Page added on June 1, 2007
…It’s not just ExxonMobil. Oil-field-services provider Baker Hughes keeps a monthly tally of how many rigs are active around the world, and the rig count peaked at 6,227 in December 1981. In April of this year it was just 2,836. But ExxonMobil is the most cautious of the lot. Slightly smaller rival Shell spent 25% more on capital and exploration in 2006, and the other oil majors spent more than ExxonMobil relative to their size. The Dallas-based industry leader still reports that its oil and gas reserves are growing. But recent gains have been modest, and most have been in natural gas, not the crude that is refined into gasoline.

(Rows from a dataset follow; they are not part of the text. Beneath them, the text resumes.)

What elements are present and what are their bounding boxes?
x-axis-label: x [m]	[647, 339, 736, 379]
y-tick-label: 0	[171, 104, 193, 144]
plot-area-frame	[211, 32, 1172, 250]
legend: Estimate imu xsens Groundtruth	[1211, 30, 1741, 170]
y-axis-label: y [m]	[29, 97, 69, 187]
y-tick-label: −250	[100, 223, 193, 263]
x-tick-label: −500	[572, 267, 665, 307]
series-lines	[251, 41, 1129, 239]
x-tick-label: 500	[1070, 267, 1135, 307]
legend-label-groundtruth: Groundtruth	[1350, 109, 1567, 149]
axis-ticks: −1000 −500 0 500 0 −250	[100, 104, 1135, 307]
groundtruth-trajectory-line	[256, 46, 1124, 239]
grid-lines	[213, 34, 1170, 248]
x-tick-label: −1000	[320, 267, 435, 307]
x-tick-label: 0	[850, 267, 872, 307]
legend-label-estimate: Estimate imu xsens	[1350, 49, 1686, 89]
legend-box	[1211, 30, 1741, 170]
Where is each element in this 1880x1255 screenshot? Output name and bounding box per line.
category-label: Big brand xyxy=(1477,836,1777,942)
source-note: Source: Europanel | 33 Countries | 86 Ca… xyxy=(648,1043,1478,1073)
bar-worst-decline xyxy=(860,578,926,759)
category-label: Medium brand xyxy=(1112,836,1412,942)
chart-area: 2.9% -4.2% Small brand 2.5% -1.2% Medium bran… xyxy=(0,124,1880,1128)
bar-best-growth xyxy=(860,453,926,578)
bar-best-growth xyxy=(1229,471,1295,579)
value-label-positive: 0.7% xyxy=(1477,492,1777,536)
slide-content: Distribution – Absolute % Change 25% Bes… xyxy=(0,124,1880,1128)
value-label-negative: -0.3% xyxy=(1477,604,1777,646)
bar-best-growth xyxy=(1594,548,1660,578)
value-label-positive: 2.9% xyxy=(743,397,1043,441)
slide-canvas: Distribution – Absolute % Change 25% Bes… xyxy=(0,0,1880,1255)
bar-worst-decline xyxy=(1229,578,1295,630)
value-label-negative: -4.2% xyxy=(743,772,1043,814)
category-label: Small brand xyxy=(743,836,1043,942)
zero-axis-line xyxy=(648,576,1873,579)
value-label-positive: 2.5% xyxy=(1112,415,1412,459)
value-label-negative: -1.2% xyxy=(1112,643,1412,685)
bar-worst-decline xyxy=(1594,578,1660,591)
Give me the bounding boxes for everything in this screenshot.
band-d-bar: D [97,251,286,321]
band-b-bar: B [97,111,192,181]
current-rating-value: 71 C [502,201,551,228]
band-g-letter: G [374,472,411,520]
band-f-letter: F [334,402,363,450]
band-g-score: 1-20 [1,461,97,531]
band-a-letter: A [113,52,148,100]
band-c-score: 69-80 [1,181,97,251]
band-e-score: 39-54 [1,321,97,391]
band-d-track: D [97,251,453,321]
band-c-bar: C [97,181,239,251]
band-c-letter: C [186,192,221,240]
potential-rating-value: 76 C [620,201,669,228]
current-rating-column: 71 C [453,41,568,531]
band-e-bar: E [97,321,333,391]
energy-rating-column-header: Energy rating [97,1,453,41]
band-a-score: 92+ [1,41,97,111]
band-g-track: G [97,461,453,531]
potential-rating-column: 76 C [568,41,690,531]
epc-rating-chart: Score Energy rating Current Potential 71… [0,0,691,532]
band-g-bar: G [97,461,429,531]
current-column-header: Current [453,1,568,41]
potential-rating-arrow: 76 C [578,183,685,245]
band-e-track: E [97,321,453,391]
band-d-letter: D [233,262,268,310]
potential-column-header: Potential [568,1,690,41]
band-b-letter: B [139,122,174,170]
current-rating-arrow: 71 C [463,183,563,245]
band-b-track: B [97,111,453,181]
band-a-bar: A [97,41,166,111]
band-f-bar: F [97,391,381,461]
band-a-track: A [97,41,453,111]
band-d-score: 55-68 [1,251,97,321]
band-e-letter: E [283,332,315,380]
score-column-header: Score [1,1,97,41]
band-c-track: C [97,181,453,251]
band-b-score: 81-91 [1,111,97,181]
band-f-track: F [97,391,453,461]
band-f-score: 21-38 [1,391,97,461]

ExxonMobil’s official mantra is that “we are doing all we can to bring more petroleum products to market to meet growing energy needs.” The numbers say otherwise, and this is a company where numbers speak louder than words. The number that matters most is return on capital employed–that is, net profits divided by what’s been invested in oil rigs, pipelines, refineries, etc. ExxonMobil’s ratio, 32.2% last year, is consistently the industry’s best. When ExxonMobil gives more money to shareholders than it spends on capital and exploration, that means its executives can’t find enough new projects that they think will generate 30%-plus returns.
Getting their hands on oil fields is the biggest issue. “They can see the opportunities,” says veteran oil analyst Fadel Gheit of Oppenheimer & Co., “but they don’t have access to them.” Only 7% of the world’s estimated oil and gas reserves are in countries that allow companies like ExxonMobil free rein, according to consulting firm PFC Energy. Fully 65% are in the hands of state-owned companies such as Saudi Aramco, and the rest are in the likes of Russia and Venezuela, where Western companies can get a foothold one day but lose it the next.